This article is reproduced from Stella Assange’s Substack, with thanks.
Julian Assange’s final appeal is to be held in the high court from 20-21 February 2024.
The two-day hearing may be the final chance for Julian Assange to prevent his extradition to the United States. If extradited, Assange faces a sentence of 175 years for exposing war crimes committed by the United States in the Afghan and Iraq wars.
Immediately after the court date was announced, protestors responded by calling for a mass protest at the court on the days of the hearing at 8.30am. They welcome all those who support press freedom to join them in London and around the world.
Assange has been confined in the high-security Belmarsh prison since he was arrested on a US extradition request on 11 April 2019. This will be his fifth Christmas in Belmarsh.
The upcoming public hearing will be held before a panel of two judges who will review an earlier high court decision, taken by a single judge on 6 June 2023, which refused Mr Assange’s permission to appeal.

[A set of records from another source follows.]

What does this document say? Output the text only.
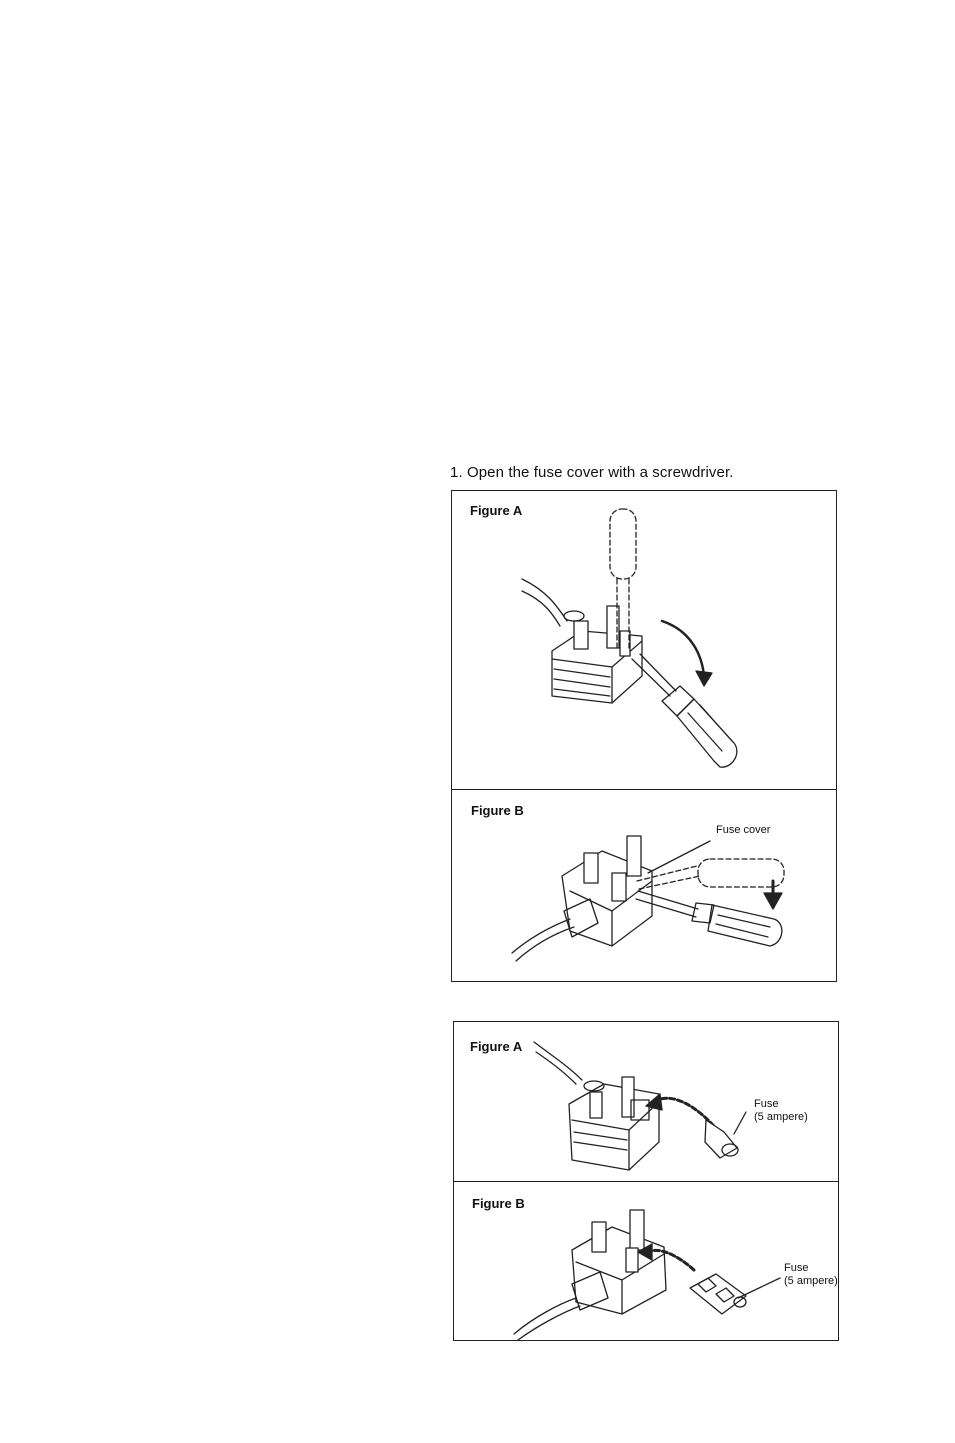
1. Open the fuse cover with a screwdriver.
Figure A
Figure B
Fuse cover
Figure A
Fuse
(5 ampere)
Figure B
Fuse
(5 ampere)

This decisive stage in Mr Assange’s appeals will determine one of two outcomes: whether Mr Assange will have further opportunities to argue his case before the domestic courts, or whether he will have exhausted all appeals without a possibility for further appeal in Britain and thus enter the process of extradition. An application before the European Court of Human Rights remains a possibility.
Assange’s campaign for freedom is supported by Amnesty International, the National Union of Journalists, Reporters Without Borders and virtually every civil rights, press freedom, and journalists’ union in the world. More than 70 Australian federal politicians have called on the USA to drop the prosecution.
In the United States, the number of Congressional representatives calling for the case to be dropped grows steadily; currently House Resolution 934 sponsored by Paul Gosar is gathering signatures from all sides of politics.
John Rees of the Free Assange campaign said: “The USA is attempting to convict Julian Assange under the 1917 Espionage Act. If they get away with it, they will have succeeded in redefining journalism as spying.
“Every journalist will be intimidated. Every newspaper and broadcaster will look at material critical of the government and feel significant pressure not to publish for fear of prosecution and imprisonment. This is the most important press freedom case of the 21st century and we need to ensure we don’t lose any hard-won freedoms.”
Stella Assange, Julian’s wife, who he married while in prison, and who has been campaigning relentlessly for his freedom, said: “The last four and a half years have taken the most considerable toll on Julian and his family, including our two young sons. His mental health and physical state have deteriorated significantly.
“With the myriad of evidence that has come to light since the original hearing in 2019, such as the violation of legal privilege and reports that senior US officials were involved in formulating assassination plots against my husband, there is no denying that a fair trial, let alone Julian’s safety on US soil, is an impossibility were he to be extradited.
“The persecution of this innocent journalist and publisher must end.”
WikiLeaks has also supported its founder throughout this whole process, stressing the importance of this case for press freedom. Kristinn Hrafnsson, editor-in-chief of WikiLeaks, said: “There is no press without the protection to operate freely.
“Julian’s case is a landmark moment; Britain needs to decide if it wishes to be a haven for free press or if it wishes to be complicit in the degradation of a core value of our democracy. This is the last chance for judges in Britain to halt this unjust extradition of an innocent man.”